The Synechococcus species studied in this project show obvious genetic adaptations to nitrogen stress levels in the Red Sea. The abundance of nitrogen assimilation and metabolism genes within the genomes of both Synechococcus 4320-C2 and Synechococcus 4320-C3 indicate an ability to utilize nitrate and nitrite compounds as sources of nitrogen when ammonium is not available.

However, not all cyanobacteria in the Red Sea demonstrate these adaptive abilities. Both sequenced Prochlorococcus strains lacked the nitrogen genes found in Synechococcus species, even though related sections of each genome were compared. According to these results, Prochlorococcus marinus species 8380-C9 and 13A3 lack the ability to process nitrate and nitrite compounds. Therefore, they must rely on ammonium as the main, if not sole, source of nitrogen.
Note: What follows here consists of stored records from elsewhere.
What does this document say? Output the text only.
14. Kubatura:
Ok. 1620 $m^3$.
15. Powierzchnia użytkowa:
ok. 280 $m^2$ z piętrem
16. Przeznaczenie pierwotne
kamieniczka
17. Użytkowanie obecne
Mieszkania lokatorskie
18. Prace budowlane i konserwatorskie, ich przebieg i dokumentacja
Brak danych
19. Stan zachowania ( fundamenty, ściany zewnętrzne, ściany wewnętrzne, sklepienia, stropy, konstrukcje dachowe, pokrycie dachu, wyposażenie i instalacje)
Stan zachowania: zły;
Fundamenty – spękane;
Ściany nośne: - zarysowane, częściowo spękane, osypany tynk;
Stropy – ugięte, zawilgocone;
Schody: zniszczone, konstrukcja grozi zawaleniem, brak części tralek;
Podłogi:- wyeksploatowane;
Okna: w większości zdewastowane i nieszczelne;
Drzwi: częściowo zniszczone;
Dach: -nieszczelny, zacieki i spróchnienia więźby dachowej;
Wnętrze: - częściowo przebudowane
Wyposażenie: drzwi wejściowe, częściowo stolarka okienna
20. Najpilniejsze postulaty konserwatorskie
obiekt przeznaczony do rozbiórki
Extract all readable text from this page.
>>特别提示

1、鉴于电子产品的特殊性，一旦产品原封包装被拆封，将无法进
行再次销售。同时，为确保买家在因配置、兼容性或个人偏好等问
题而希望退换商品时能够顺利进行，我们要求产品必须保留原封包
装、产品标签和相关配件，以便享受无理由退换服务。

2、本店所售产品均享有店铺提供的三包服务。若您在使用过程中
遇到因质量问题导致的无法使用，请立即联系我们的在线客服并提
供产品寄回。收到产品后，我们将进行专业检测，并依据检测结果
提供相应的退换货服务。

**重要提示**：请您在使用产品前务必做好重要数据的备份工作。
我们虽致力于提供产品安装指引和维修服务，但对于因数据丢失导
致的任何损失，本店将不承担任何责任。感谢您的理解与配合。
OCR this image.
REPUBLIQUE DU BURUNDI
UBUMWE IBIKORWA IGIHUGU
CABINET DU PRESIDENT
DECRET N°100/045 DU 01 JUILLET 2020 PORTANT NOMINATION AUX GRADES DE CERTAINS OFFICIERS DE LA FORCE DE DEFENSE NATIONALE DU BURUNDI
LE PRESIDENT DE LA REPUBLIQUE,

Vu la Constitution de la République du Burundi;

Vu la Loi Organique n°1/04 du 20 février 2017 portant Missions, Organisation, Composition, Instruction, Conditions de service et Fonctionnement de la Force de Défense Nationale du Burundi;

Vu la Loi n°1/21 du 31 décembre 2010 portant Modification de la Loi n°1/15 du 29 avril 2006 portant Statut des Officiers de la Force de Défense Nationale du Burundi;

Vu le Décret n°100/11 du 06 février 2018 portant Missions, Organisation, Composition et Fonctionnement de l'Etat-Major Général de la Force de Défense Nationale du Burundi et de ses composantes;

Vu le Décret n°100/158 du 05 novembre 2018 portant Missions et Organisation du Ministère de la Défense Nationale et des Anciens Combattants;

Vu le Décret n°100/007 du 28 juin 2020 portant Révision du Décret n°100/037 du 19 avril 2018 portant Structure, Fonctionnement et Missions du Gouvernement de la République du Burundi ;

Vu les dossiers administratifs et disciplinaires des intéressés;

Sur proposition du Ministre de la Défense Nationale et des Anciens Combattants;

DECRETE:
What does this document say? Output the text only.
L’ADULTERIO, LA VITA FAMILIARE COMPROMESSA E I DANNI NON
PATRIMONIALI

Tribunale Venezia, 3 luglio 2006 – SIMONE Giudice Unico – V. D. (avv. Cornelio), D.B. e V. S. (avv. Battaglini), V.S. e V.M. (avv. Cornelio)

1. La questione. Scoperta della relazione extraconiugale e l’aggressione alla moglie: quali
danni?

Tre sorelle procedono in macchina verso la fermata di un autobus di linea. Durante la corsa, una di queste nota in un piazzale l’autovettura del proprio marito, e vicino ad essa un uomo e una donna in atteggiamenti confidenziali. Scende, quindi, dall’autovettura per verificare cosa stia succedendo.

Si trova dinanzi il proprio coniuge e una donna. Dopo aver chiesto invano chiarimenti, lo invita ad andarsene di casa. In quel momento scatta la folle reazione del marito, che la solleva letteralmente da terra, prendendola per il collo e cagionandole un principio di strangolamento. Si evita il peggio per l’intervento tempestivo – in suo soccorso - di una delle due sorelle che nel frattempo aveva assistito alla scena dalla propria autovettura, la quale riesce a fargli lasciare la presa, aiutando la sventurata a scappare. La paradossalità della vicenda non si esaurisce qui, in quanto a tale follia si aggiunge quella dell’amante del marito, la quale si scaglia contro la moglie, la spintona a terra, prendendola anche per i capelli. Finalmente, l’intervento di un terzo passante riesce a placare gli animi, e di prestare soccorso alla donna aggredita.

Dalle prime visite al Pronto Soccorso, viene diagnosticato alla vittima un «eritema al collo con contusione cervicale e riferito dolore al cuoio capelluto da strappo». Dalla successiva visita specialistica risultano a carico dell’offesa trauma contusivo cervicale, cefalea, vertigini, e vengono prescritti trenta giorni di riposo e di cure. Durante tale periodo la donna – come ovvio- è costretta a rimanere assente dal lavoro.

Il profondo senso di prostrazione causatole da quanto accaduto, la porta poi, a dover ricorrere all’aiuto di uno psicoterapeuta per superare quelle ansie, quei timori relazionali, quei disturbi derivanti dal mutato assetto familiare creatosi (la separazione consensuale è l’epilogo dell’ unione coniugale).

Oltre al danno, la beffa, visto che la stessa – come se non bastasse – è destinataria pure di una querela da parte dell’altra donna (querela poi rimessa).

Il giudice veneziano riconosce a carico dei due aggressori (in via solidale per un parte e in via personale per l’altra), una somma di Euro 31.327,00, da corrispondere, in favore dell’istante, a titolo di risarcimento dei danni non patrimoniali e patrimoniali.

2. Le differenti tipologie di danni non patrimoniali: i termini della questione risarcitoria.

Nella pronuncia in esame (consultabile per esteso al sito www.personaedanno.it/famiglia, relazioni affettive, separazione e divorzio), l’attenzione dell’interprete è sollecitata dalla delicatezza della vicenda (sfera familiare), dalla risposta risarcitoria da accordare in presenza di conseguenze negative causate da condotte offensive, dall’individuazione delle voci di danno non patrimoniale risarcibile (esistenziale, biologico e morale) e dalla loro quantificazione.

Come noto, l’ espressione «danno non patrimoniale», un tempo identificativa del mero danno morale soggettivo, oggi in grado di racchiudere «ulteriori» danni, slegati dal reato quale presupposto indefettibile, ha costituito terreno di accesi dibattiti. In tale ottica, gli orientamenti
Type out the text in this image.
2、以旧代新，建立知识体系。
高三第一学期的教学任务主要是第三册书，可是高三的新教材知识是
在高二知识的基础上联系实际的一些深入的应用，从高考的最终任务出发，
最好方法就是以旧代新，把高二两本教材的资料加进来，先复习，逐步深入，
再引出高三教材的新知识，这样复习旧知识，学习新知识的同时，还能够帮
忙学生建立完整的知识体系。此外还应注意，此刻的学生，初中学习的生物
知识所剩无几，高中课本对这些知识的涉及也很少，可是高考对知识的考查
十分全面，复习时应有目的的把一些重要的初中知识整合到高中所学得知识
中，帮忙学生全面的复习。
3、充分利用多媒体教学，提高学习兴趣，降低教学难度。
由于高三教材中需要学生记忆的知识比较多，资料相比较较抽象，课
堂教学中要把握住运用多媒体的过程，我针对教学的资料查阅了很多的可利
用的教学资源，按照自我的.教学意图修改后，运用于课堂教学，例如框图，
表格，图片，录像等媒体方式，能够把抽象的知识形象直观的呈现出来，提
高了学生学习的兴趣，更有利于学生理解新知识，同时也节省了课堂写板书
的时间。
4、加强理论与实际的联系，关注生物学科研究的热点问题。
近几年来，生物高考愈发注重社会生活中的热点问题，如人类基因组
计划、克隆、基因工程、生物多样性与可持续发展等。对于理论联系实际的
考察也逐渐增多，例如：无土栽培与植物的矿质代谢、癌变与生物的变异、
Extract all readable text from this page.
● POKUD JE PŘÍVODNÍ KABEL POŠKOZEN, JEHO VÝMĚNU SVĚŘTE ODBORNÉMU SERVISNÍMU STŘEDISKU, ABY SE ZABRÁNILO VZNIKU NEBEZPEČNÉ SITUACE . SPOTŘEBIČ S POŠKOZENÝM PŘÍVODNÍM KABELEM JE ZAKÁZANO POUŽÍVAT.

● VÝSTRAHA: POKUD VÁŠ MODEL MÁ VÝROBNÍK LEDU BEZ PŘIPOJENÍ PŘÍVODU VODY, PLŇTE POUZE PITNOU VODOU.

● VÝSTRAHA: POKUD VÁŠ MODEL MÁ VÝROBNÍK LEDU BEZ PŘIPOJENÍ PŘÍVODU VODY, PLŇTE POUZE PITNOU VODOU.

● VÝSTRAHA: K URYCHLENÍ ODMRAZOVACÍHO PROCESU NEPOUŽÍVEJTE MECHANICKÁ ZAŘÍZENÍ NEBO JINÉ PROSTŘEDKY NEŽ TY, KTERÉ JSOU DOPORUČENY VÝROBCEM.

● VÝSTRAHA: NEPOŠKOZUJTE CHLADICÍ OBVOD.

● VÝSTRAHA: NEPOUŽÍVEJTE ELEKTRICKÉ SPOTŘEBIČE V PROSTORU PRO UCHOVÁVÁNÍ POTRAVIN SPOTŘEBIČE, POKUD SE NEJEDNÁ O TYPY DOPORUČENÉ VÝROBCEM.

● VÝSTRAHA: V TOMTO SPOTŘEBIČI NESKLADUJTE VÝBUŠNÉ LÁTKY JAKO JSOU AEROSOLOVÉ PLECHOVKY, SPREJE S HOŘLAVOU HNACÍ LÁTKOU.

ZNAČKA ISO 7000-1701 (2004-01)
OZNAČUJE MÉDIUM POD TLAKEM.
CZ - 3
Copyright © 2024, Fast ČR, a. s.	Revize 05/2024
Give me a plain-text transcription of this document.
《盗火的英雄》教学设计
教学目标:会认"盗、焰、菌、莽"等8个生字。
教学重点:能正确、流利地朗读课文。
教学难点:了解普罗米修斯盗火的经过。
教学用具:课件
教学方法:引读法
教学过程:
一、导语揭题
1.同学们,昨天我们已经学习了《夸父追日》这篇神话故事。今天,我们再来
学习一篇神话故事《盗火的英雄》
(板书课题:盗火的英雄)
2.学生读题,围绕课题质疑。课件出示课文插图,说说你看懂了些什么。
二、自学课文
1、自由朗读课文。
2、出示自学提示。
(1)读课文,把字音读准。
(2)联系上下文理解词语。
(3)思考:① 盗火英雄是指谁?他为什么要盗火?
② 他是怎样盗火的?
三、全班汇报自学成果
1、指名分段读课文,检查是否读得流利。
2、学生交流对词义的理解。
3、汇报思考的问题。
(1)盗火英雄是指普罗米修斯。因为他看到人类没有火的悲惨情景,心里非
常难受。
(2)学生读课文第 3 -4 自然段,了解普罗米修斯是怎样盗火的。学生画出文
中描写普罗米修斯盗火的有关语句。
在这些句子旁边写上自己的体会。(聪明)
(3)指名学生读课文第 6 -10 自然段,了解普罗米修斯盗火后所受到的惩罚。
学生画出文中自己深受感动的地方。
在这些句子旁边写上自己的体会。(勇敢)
During periods of nitrogen stress, these Prochlorococcus organisms must have a way of obtaining ammonium not available in their immediate environment. It is possible that the cyanobacteria obtain sufficient ammonium through a symbiotic relationship with heterotrophic bacteria. Yet, it is also possible that any nitrogen genes have been translocated to another section of the Prochlorococcus genome. Thus, the genotypic, as well as phenotypic, adaptations of these organisms to nitrogen stress conditions in the Red Sea should be further investigated.